In poche parole, se un processo partecipativo non è caratterizzato da un percorso di crescita culturale reciproca (sia "dall'alto in basso", sia "dal basso verso l'alto", cioè) che si attivi tra gli stakeholder, e se esso non porta il cittadino (e perché no, anche il tecnico e/o il decisore politico) a percepire come "più suo" l'oggetto della partecipazione rispetto a quanto avveniva prima dell'iniziativa, allora il processo in questione non può essere definito "partecipativo".

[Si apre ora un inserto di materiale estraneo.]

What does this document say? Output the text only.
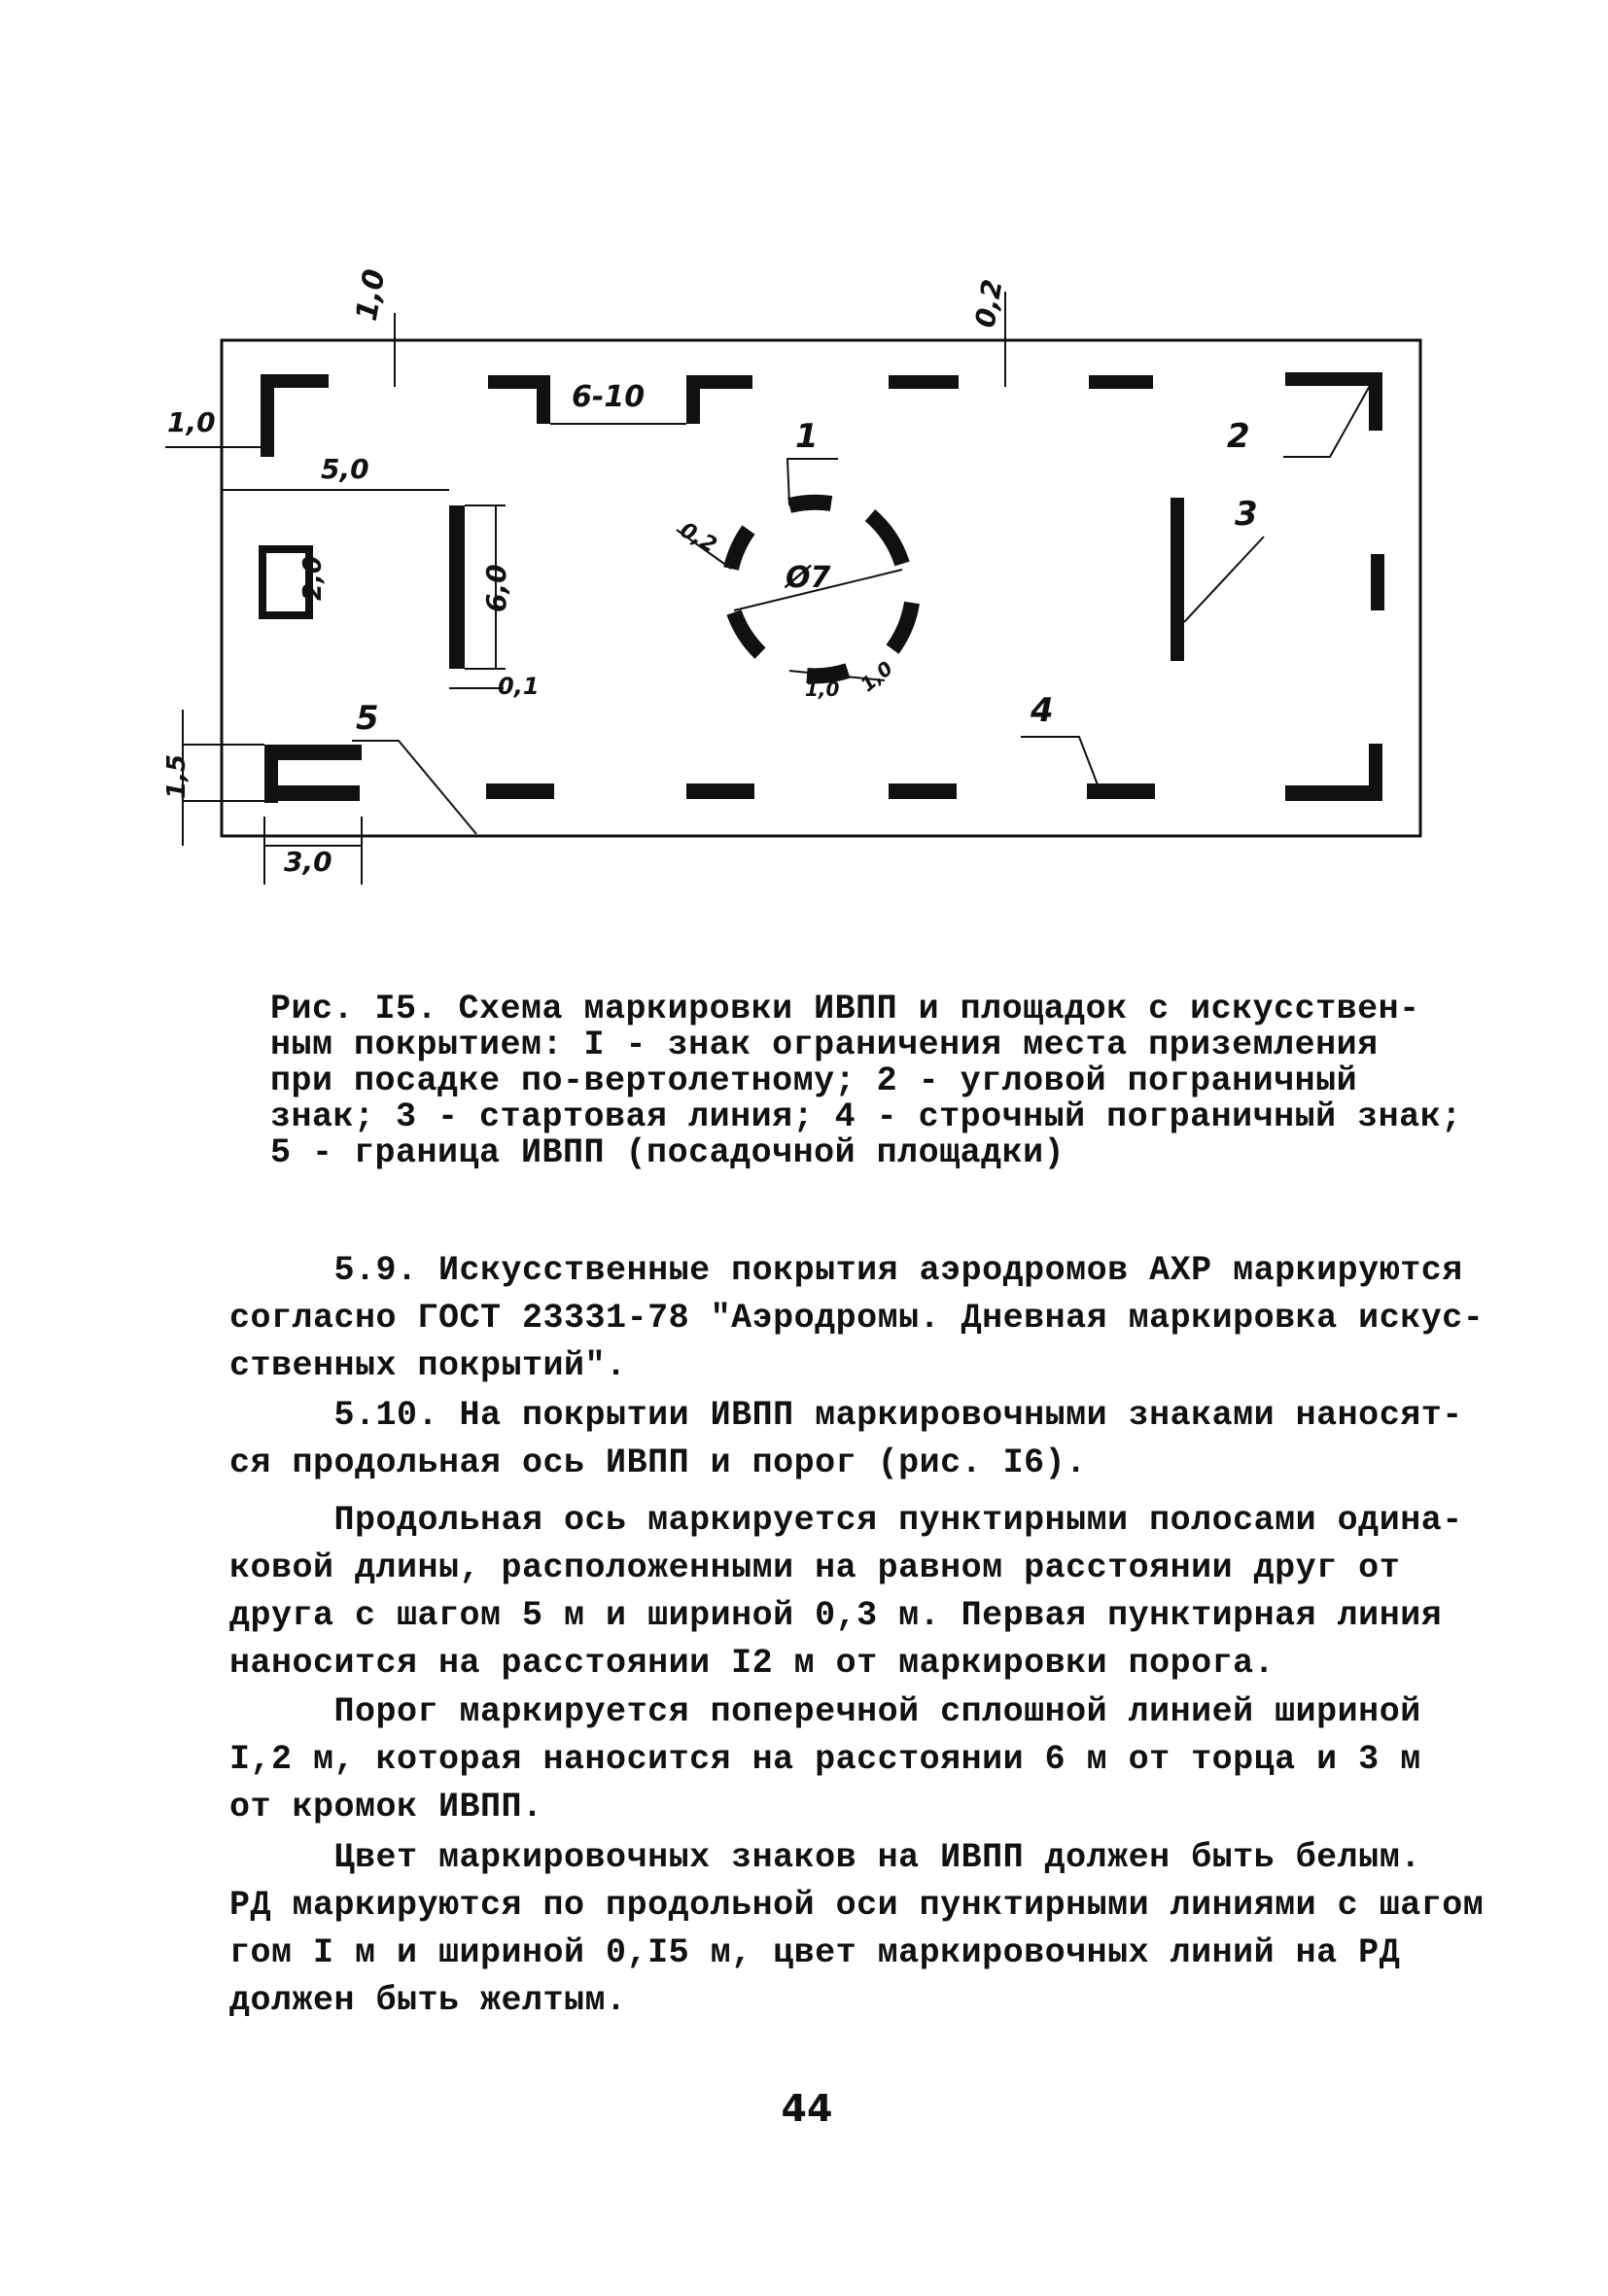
1,0
1,0
6-10
0,2
5,0
2,0	6,0
0,1
0,2
Ø7
1,0 1,0
1,5
3,0
1	2
3
4
5
Рис. I5. Схема маркировки ИВПП и площадок с искусствен-
ным покрытием: I - знак ограничения места приземления
при посадке по-вертолетному; 2 - угловой пограничный
знак; 3 - стартовая линия; 4 - строчный пограничный знак;
5 - граница ИВПП (посадочной площадки)
5.9. Искусственные покрытия аэродромов АХР маркируются
согласно ГОСТ 23331-78 "Аэродромы. Дневная маркировка искус-
ственных покрытий".
5.10. На покрытии ИВПП маркировочными знаками наносят-
ся продольная ось ИВПП и порог (рис. I6).
Продольная ось маркируется пунктирными полосами одина-
ковой длины, расположенными на равном расстоянии друг от
друга с шагом 5 м и шириной 0,3 м. Первая пунктирная линия
наносится на расстоянии I2 м от маркировки порога.
Порог маркируется поперечной сплошной линией шириной
I,2 м, которая наносится на расстоянии 6 м от торца и 3 м
от кромок ИВПП.
Цвет маркировочных знаков на ИВПП должен быть белым.
РД маркируются по продольной оси пунктирными линиями с шагом
гом I м и шириной 0,I5 м, цвет маркировочных линий на РД
должен быть желтым.
44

E questa non è certo solo una questione semantica: la partecipazione è considerata da vari esperti non solo come elemento di equità, ma anche come fattore di maggiore efficienza della macchina amministrativa, per vari motivi tra cui spicca (per quanto riguarda il settore urbanistico) il fatto che essa intercetta il Nimby molto più "a monte" rispetto ad un processo decisionale tradizionale. Ed è proprio in questo che essa si distingue da normali processi "consultivi" (pensiamo ad un sondaggio, ad esempio), che non condividono con i processi "partecipativi" propriamente intesi il contenuto di informazione che caratterizza questi ultimi e che li rende effettivi strumenti (e non vuoti simulacri) di una reale democrazia partecipativa.

O le Primarie godono di strumenti accessori (ma determinanti) come il Town meeting, quindi, o esse si riducono a semplici elezioni interne, in cui non viene ricercato un consenso informato ma un consenso fine a sé stesso, fattore che non solo svilisce lo strumento delle Primarie, ma che ne vanifica anche l'efficacia politica, che è invece massimizzata nel caso in cui non solo venga scelto il miglior candidato possibile com'è ovvio, ma soprattutto in cui si abbia un maggiore avvicinamento (rispetto al "prima dell'iniziativa") della popolazione al funzionamento della vita del partito e in generale dell'agorà politico.

Lo strumento del Town meeting è quindi da sostenersi con forza, ed è auspicabile che esso (insieme alle altre pratiche di democrazia partecipativa, come ad esempio il deliberative polling) non si limiti ad un evento puntuale organizzato da una singola componente di un singolo partito, ma che diventi d'ora in poi forma di governo del Pd e delle altre formazioni politiche che in futuro dovessero scegliere la strada delle Primarie.